Relatively resistant strains of viridans group streptococci and Streptococcus bovis are treated with penicillin or ceftriaxone along with a shorter two-week course of an aminoglycoside during the initial phase of treatment.
Highly penicillin-resistant strains of viridans group streptococci, nutritionally variant streptococci like Granulicatella sp., Gemella sp. and Abiotrophia defectiva, and Enterococci are usually treated with a combination therapy consisting of penicillin and an aminoglycoside for the entire duration of 4–6 weeks.
Selected patients may be treated with a relatively shorter course of treatment (2 weeks) with benzyl penicillin IV if infection is caused by viridans group streptococci or Streptococcus bovis as long as the following conditions are met:
- Endocarditis of a native valve, not of a prosthetic valve
- A MIC ≤ 0.12 mg/l
- A complication such as heart failure, arrhythmia, or pulmonary embolism occurs
- No evidence of extracardiac complication like septic thromboembolism
- No vegetations > 5 mm in diameter conduction defects
- Rapid clinical response and clearance of blood stream infection
Additionally, oxacillin-susceptible Staphylococcus aureus native valve endocarditis of the right side can also be treated with a short 2-week course of a beta-lactam antibiotic such as nafcillin with or without aminoglycosides.

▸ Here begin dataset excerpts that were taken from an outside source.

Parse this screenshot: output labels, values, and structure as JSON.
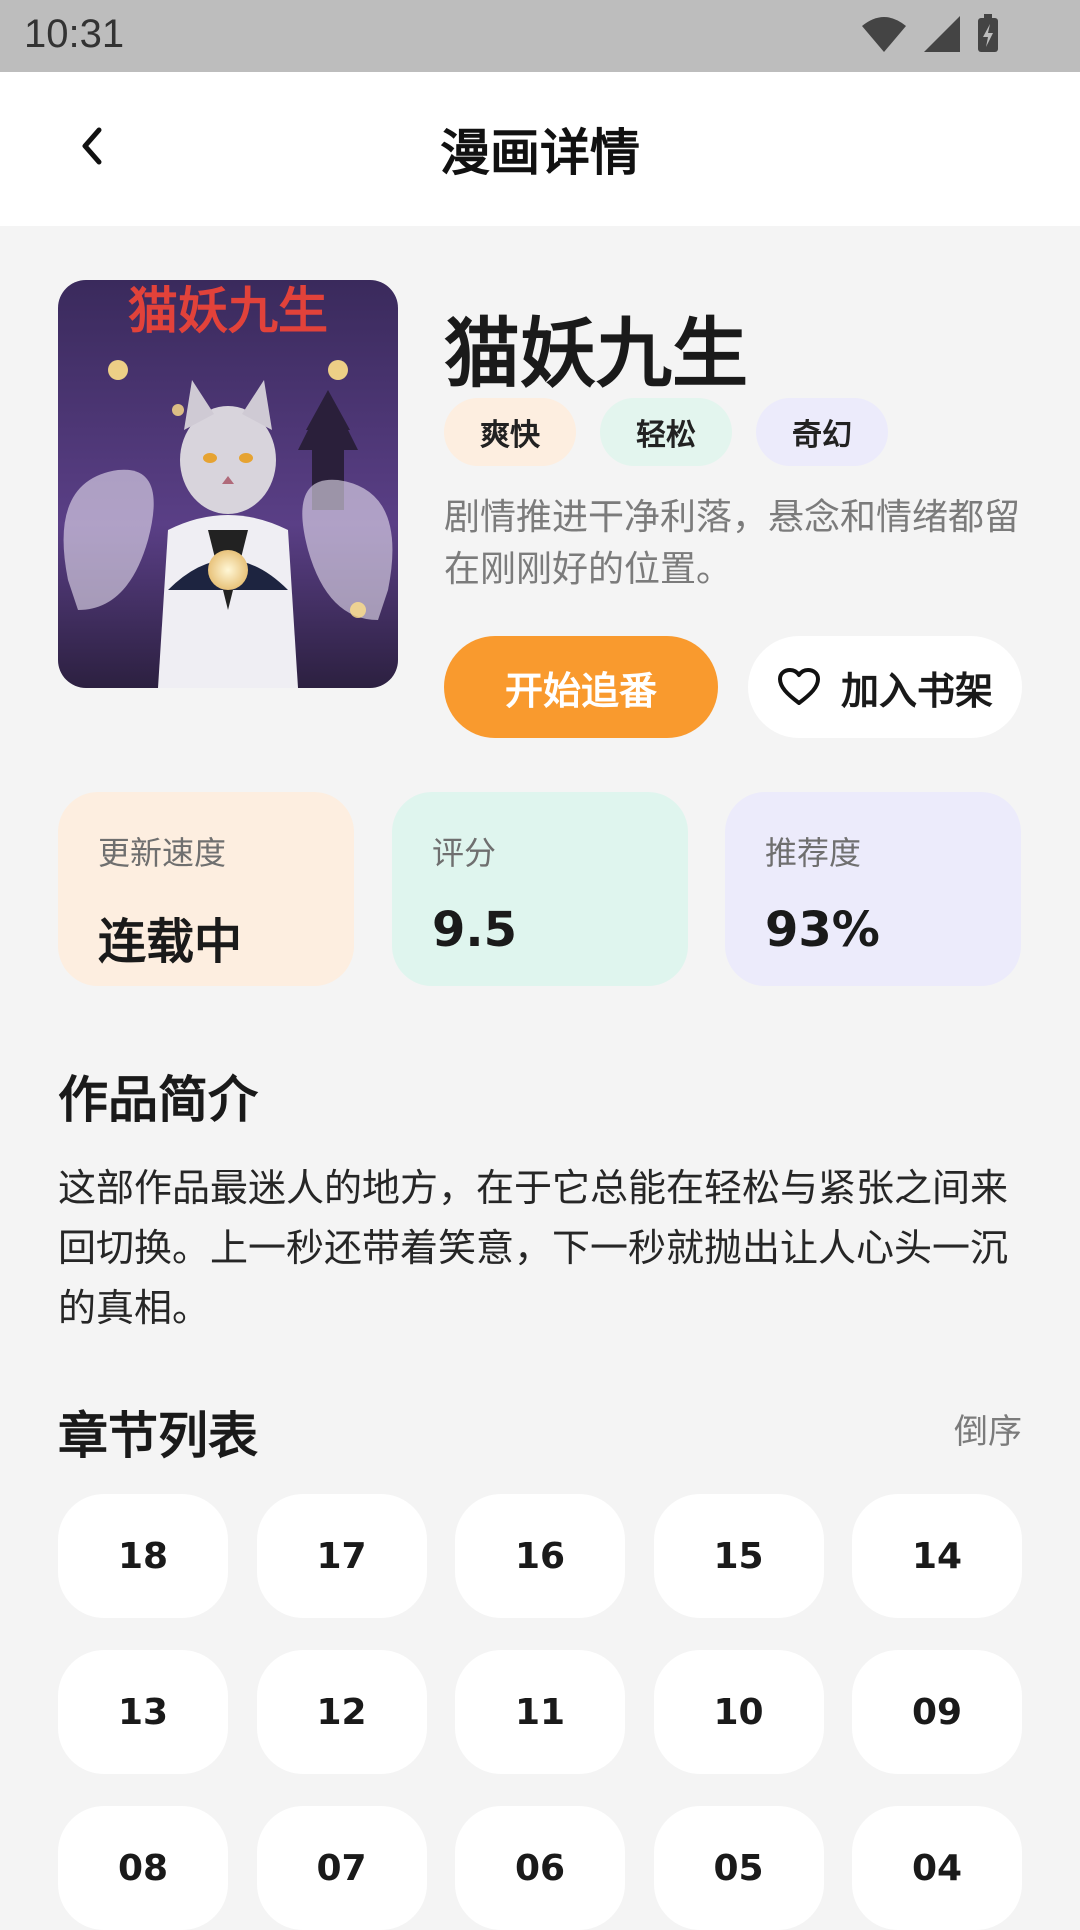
{
  "status_bar": {
    "time": "10:31",
    "icons": [
      "wifi-icon",
      "signal-icon",
      "battery-charging-icon"
    ]
  },
  "header": {
    "title": "漫画详情",
    "back_icon": "chevron-left-icon"
  },
  "comic": {
    "cover_title": "猫妖九生",
    "title": "猫妖九生",
    "tags": [
      "爽快",
      "轻松",
      "奇幻"
    ],
    "tagline": "剧情推进干净利落，悬念和情绪都留在刚刚好的位置。"
  },
  "actions": {
    "start_label": "开始追番",
    "shelf_label": "加入书架",
    "shelf_icon": "heart-outline-icon"
  },
  "stats": [
    {
      "label": "更新速度",
      "value": "连载中"
    },
    {
      "label": "评分",
      "value": "9.5"
    },
    {
      "label": "推荐度",
      "value": "93%"
    }
  ],
  "intro": {
    "title": "作品简介",
    "text": "这部作品最迷人的地方，在于它总能在轻松与紧张之间来回切换。上一秒还带着笑意，下一秒就抛出让人心头一沉的真相。"
  },
  "chapters": {
    "title": "章节列表",
    "sort_label": "倒序",
    "items": [
      "18",
      "17",
      "16",
      "15",
      "14",
      "13",
      "12",
      "11",
      "10",
      "09",
      "08",
      "07",
      "06",
      "05",
      "04"
    ]
  },
  "colors": {
    "accent": "#f99a2e",
    "background": "#f4f4f4"
  }
}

- Patients with significant valve stenosis or regurgitation causing heart failure
- Evidence of hemodynamic compromise in the form of elevated end-diastolic left ventricular or left atrial pressure or moderate to severe pulmonary hypertension
- Presence of intracardiac complications like paravalvular abscess, conduction defects or destructive penetrating lesions
- Recurrent septic emboli despite appropriate antibiotic treatment
- Large vegetations (> 10 mm)
- Persistently positive blood cultures despite appropriate antibiotic treatment
- Prosthetic valve dehiscence
- Relapsing infection in the presence of a prosthetic valve
- Abscess formation
- Early closure of mitral valve
- Infection caused by fungi or resistant Gram negative bacteria.
The guidelines were recently updated by both the American College of Cardiology and the European Society of Cardiology. There was a recent meta-analysis published that showed surgical intervention at seven days or less is associated with lower mortality PMID 26869640.
Infective endocarditis is associated with 18% in-hospital mortality.
In developed countries, the annual incidence of infective endocarditis is 3 to 9 cases per 100,000 persons. The male-to-female case ratio is over 2:1. There is an increased incidence of infective endocarditis in persons 65 years of age and older, which is probably because people in this age group have a larger number of risk factors for infective endocarditis. In recent years, over one-third of infective endocarditis cases in the United States were healthcare-associated. Another trend observed in developed countries is that chronic rheumatic heart disease accounts for less than 10% of cases. Although a history of valve disease has a significant association with infective endocarditis, 50% of all cases develop in people with no known history of valvular disease.